Pay attention to this dear reader to understand exactly what mis-selling is and how it is done.
Moving to the next goal of child education and her wedding, the agent recommended an expensive Unit Linked Insurance Plan (ULIP). While recommending an expensive ULIP, Kamlesh didn’t reveal it was a ULIP and sold it as a mutual fund. Can you believe this could happen to you? For those who have little information about ULIPs, these are investment cum insurance plans. Besides providing insurance cover, ULIPs give you different investing buckets (often known as funds); for example, fund -A will have maximum exposure to equity; fund B have moderate exposure to equity and then there is Fund C, D, so on. Please note these are NOT mutual funds schemes.

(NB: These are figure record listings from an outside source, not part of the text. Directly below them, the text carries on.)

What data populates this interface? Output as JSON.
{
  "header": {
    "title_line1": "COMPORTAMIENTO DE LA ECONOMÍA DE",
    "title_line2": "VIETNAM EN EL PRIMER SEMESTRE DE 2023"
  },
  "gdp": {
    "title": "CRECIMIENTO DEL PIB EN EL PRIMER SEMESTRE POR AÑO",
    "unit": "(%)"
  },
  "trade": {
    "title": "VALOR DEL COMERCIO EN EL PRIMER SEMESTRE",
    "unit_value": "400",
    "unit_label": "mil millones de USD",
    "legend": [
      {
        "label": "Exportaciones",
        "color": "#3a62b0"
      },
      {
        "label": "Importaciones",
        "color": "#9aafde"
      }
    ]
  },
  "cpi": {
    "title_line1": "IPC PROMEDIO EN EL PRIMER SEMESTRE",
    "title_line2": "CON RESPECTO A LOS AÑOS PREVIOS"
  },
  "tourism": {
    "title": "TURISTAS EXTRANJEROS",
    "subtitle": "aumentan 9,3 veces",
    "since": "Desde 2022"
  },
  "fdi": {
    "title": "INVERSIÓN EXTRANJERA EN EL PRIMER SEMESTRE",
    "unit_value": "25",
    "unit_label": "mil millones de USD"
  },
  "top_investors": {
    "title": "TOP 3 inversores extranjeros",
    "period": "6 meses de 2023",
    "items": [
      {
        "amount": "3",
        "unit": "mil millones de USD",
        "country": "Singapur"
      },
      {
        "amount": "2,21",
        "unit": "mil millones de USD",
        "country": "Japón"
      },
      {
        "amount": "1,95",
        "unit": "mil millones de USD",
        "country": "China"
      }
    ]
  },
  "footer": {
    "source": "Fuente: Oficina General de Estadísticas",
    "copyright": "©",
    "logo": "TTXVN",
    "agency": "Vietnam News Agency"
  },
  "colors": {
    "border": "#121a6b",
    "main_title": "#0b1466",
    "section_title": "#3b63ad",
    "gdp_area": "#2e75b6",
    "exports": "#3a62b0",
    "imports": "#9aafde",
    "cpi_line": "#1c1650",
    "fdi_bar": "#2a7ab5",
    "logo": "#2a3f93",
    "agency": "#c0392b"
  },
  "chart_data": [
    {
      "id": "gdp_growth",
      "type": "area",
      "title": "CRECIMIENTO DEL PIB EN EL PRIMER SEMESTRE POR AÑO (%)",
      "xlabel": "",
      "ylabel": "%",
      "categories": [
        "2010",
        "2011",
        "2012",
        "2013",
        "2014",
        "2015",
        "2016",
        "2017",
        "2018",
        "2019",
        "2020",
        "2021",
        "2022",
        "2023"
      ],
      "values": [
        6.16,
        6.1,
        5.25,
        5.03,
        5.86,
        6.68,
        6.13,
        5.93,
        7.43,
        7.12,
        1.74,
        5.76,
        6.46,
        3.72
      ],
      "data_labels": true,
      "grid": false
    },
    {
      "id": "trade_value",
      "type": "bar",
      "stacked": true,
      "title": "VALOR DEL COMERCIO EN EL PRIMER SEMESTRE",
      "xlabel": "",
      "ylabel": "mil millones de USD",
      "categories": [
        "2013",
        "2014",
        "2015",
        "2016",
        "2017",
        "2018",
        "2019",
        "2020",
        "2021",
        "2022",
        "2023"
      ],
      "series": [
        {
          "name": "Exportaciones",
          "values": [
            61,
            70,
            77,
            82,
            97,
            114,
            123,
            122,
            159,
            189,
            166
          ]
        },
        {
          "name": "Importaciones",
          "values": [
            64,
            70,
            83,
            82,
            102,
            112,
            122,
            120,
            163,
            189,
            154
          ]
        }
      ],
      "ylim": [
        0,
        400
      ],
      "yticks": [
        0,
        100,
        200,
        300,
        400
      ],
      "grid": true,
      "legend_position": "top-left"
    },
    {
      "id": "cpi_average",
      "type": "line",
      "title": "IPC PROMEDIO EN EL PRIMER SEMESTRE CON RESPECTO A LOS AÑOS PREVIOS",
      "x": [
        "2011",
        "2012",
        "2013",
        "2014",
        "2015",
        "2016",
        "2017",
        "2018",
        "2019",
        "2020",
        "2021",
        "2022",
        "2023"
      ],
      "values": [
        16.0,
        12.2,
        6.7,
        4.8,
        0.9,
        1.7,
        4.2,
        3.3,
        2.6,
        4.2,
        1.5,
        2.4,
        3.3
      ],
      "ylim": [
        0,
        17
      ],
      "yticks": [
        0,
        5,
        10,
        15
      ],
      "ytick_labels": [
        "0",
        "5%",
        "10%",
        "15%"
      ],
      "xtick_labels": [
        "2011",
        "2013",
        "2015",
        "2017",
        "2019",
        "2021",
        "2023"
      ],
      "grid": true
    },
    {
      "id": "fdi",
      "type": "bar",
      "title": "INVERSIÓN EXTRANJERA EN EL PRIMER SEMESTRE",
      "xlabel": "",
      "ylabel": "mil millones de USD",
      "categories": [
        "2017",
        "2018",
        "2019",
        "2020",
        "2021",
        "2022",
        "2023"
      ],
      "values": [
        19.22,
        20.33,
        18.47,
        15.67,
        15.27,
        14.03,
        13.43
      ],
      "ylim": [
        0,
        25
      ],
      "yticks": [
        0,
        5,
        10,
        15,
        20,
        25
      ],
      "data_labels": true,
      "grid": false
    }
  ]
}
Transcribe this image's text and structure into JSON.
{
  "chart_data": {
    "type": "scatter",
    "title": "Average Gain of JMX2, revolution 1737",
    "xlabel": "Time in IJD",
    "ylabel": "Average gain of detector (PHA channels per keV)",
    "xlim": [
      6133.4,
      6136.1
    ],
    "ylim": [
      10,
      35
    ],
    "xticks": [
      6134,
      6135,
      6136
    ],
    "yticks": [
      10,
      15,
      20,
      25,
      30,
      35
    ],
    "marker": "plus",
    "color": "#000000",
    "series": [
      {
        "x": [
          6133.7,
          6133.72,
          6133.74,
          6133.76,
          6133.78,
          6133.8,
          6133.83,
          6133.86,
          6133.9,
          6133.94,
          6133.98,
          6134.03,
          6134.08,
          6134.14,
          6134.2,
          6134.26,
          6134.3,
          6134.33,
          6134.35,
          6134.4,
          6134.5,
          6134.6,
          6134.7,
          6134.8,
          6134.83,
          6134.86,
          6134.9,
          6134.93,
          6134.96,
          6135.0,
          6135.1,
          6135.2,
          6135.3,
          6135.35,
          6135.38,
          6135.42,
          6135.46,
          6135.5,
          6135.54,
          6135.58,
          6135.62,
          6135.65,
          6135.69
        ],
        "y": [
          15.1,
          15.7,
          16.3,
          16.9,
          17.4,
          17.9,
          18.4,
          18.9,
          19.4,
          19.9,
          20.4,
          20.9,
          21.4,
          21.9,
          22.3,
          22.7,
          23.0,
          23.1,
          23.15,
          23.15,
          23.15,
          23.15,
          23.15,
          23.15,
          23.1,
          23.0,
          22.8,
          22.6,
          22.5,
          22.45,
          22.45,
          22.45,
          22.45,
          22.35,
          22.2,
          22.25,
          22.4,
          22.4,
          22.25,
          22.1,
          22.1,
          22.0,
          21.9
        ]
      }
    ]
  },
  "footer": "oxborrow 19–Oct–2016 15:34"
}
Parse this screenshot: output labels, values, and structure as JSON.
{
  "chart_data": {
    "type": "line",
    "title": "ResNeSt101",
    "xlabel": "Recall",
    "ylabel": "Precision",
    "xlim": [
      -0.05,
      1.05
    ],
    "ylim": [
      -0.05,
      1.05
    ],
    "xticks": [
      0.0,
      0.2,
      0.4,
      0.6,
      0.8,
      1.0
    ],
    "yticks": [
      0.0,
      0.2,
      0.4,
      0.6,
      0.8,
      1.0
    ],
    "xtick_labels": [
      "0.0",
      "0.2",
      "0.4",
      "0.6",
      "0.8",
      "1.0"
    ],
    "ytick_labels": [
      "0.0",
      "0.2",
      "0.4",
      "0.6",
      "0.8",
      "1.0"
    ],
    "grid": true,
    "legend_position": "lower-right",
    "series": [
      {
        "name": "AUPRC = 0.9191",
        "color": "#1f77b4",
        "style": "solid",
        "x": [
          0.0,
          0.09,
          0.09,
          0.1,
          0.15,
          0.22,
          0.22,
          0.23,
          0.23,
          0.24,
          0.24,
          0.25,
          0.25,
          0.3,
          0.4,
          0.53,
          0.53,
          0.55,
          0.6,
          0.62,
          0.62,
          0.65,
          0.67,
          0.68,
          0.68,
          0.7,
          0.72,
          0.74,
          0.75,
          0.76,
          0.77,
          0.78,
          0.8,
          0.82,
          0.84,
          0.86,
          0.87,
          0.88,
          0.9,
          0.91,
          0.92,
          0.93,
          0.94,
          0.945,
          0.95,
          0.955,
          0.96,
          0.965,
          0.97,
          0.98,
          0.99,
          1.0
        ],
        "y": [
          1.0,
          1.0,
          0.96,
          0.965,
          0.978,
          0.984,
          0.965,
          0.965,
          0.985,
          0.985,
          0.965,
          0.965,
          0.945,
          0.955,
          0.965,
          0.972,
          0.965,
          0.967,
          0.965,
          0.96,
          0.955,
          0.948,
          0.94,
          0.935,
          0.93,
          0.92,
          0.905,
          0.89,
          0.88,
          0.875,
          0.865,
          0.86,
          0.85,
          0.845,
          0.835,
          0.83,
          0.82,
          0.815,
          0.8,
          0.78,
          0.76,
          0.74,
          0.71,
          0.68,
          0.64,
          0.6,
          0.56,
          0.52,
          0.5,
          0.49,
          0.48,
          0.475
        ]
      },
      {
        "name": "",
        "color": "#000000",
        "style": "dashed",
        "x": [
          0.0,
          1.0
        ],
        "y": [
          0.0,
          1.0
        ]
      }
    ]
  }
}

Mr. Kamlesh directly jumped to these options calling them funds (thus, giving a false impression that these were mutual funds). Doing this was very easy. The ULIP was from a financial institution that also has a presence in the mutual fund business and the doctor was not aware of the difference.
Suppose, XYZ is a conglomerate and owns a life insurance business in the name of XYZ Life and also has a mutual fund business, XYZ Mutual Fund. Then, selling an investment fund provided by a ULIP of XYZ Life as a product of XYZ Mutual Fund is not very difficult for a scheming, dishonest agent. Mr. Kamlesh did just that.
Similarly, Kamlesh recommended a conventional endowment insurance claiming that it would help Dr. Shah earn tax-free returns, superior to those earned on fixed deposits.
Mr. Kamlesh is an insurance agent portraying himself as a financial planner. A financial planner is a professional who helps you design a portfolio in line with your financial goals and risk taking ability. He is a wolf in sheep clothing. There are countless Mr. Kamlesh in the industry.
Dr. Shah received a rude shock soon after he learned the truth. His financial goals wouldn’t see the light of day. It was too late. He had already signed the documents (without reading them) and the free-look period (the time given by the insurance company to return the policy in the case of buyer remorse) had elapsed.
Today, he has no choice but to continue paying for these policies, at least for some more time.
Keep sharing your stories. Let us take a pledge to root out mis-selling and other unethical practices from the entire gamut of financial advisory businesses. The worst consequence of mis-selling is your financial goals are not achieved


1. Relevant experience
While the number of years put in is important, it does not mean that only an experienced person can be a good planner.
2. Professional background
Check if the planner past performance has been good and if his clients are satisfied. In case of an organisation, check the management credentials.
3. Fees & commissions
Most planners charge for their services. They are also paid commissions for selling products. These commissions can sometimes influence their recommendations.
4. Continuity factor
Check if the planner is doing this on a temporary basis or is serious about the business.